The number of people suffering from being overweight or obese has risen steadily in recent years. Consequently, new forms of nutrition and diets were developed as potential solutions. In the last years, the time-restricted feeding and continuous energy restriction via macronutrient-based diets were increasingly popular. Both diets were exclusively studied separately. A comparison of the two diets for people with a high body mass index despite regular physical activity has not yet been studied in detail. Therefore, this study aimed to compare the effects of these two diets on body composition and adherence. For this study, a total of 42 subjects (m = 21, f = 21) with a BMI above 25 were recruited from a local fitness gym. After a two-week familiarisation period, one of the two diets was followed over 14 weeks. Dietary behaviour was monitored throughout the period with a food diary.
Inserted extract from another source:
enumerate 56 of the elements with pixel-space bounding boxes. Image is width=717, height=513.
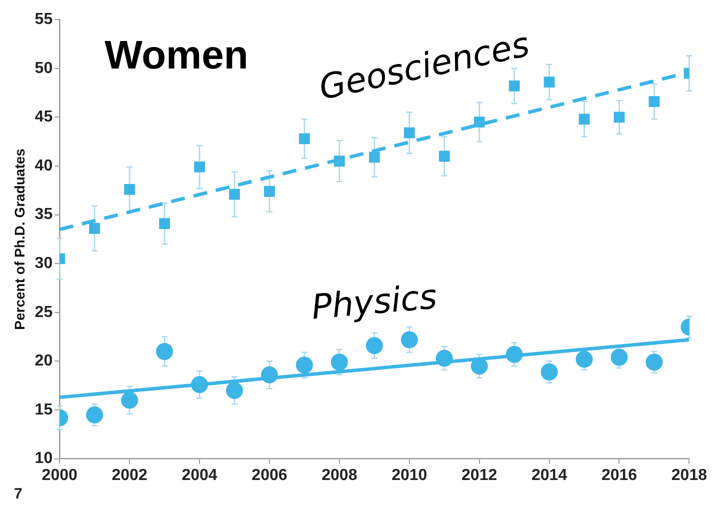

The primary measurement parameters were body weight, lean body mass, fat mass, body mass index, and waist and hip circumference. In addition, adherence was assessed and calculated by food diary and questionnaire. In total, the data of 35 participants (m = 14, f = 21) were analysed. Significant reductions in body weight, fat mass, body mass index, and waist and hip circumference were observed in both groups (p
< 0.05). No significant change could be observed in lean body mass in either category. No group and gender differences were detected in any of the primary parameters. For the secondary parameters, a significantly higher adherence was observed in the time-restricted feeding group (p
< 0.05). In addition, it can be assumed that an adherence of 60–70% cannot lead to positive changes in body composition. In conclusion, there were no differences between the two diets on the primary parameters. However, it seemed that time-restricted feeding can be better implemented in everyday life, and an adherence of more than 70% is required for both diets to prove effective.